Brak!!!
Mew tersentak dan terdiam didepan pintu setelah Gulf membanting serta mengunci pintu kamar tamu.
"Gulf," lirih Mew seraya mengetuk dengan pelan.
Gulf duduk bersandar pada pintu yang tengah diketuk secara terus menerus oleh Mew, dengan susah payah Gulf mencoba untuk membendung air matanya yang terus menerobos keluar.
"Tak apa, Gulf. Tidak masalah, setelah malam ini, tak akan ada lagi air mata. Besok akan baik-baik saja," ucap Gulf lirih seraya memeluk dirinya sendiri.
"Hiks ...." Gulf menutup mulutnya dengan telapak tangan, mengunci isakannya agar tak keluar hanya untuk menangisi Mew yang bodoh.
"Gulf, Gulf aku mohon buka pintunya.

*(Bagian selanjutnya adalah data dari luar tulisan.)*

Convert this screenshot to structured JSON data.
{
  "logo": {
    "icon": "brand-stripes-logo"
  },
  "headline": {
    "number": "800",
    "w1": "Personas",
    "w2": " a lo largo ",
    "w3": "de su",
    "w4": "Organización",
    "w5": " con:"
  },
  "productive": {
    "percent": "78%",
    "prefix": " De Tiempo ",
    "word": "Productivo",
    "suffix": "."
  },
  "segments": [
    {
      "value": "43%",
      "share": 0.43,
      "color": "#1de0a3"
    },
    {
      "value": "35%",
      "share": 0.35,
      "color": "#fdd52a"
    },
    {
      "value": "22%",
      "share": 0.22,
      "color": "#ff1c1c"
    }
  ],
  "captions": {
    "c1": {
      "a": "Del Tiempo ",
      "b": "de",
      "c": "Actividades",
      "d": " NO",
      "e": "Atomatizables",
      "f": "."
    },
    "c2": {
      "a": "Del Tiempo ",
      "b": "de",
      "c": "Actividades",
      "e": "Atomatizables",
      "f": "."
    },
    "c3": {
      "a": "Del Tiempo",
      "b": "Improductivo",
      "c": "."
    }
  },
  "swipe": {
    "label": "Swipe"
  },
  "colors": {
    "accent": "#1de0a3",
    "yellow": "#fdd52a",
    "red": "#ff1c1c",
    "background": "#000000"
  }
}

Aku tidak tau aku kenapa, aku tidak bermaksud mengucapkan itu. Gulf, aku tidak ingin melukaimu."
Kedua bahu Gulf bergetar hebat, pria itu tak sanggup menahan tangisnya lagi. "Ketika kau bersama Jes, itu tak begitu menyakitkan karena kau hanya mendiamkan aku. Tapi dengan Art, kau terlihat seribu kali lebih brengsek karena secara terang-terangan membelanya." batin Gulf.
"Hiks ...."
Mew berlutut dilantai tepat didepan pintu yang menjadi pembatas antara dirinya dengan Gulf, isak tangis Gulf yang terdengar samar merobek jantung Mew.
Mew tau bahwa ucapannya baru saja melukai hati Gulf, tapi Mew tidak tau kenapa dia bisa berucap sebegitunya tanpa berpikir.
***
Sejak hari dimana Mew menyatakan secara jelas bahwa ia tak ingin Gulf mengusik hidupnya, sejak saat itulah Gulf benar-benar tak pernah menyapa Mew sama sekali.Sesekali Mew sengaja melakukan kesalahan dengan tujuan agar Gulf menegurnya, nyatanya Gulf lebih memilih untuk diam seribu bahasa tanpa ekspresi ataupun emosi.
Mati-matian Mew mencoba untuk mengajak Gulf berkomunikasi, tapi Gulf hanya bertingkah layaknya mayat hidup yang mengiyakan apapun perkataan Mew tanpa membantah ataupun memberikan komentar.
Gulf tak pernah menolak ataupun melarang Mew. Ia hanya menjalani hari-hari seperti yang Mew inginkan sebelumnya, diam dan membiarkan para pelayan untuk melakukan segalanya.
Bahkan ketika Mew mencoba untuk mencium Gulf, Gulf hanya diam. Tidak menolak, tidak juga membalas.
Gulf benar-benar hidup selayaknya robot yang diprogram khusu untuk mengamati tanpa bisa melakukan tindakan.
Hingga saat ini, Gulf berdiri didepan pintu sebuah kamar hotel dan langsung membuka pintu itu tanpa permisi penghuninya.
Saat ini juga, Mew memeluk Art yang terlihat sedih setelah beberapa orang di kantor menyudutkannya.
Tapi pelukan itu seketika terlepas setelah Mew menyadari kehadiran Gulf dibelakangnya.
"Gulf?" sapa Mew yang terlihat panik namun juga bingung.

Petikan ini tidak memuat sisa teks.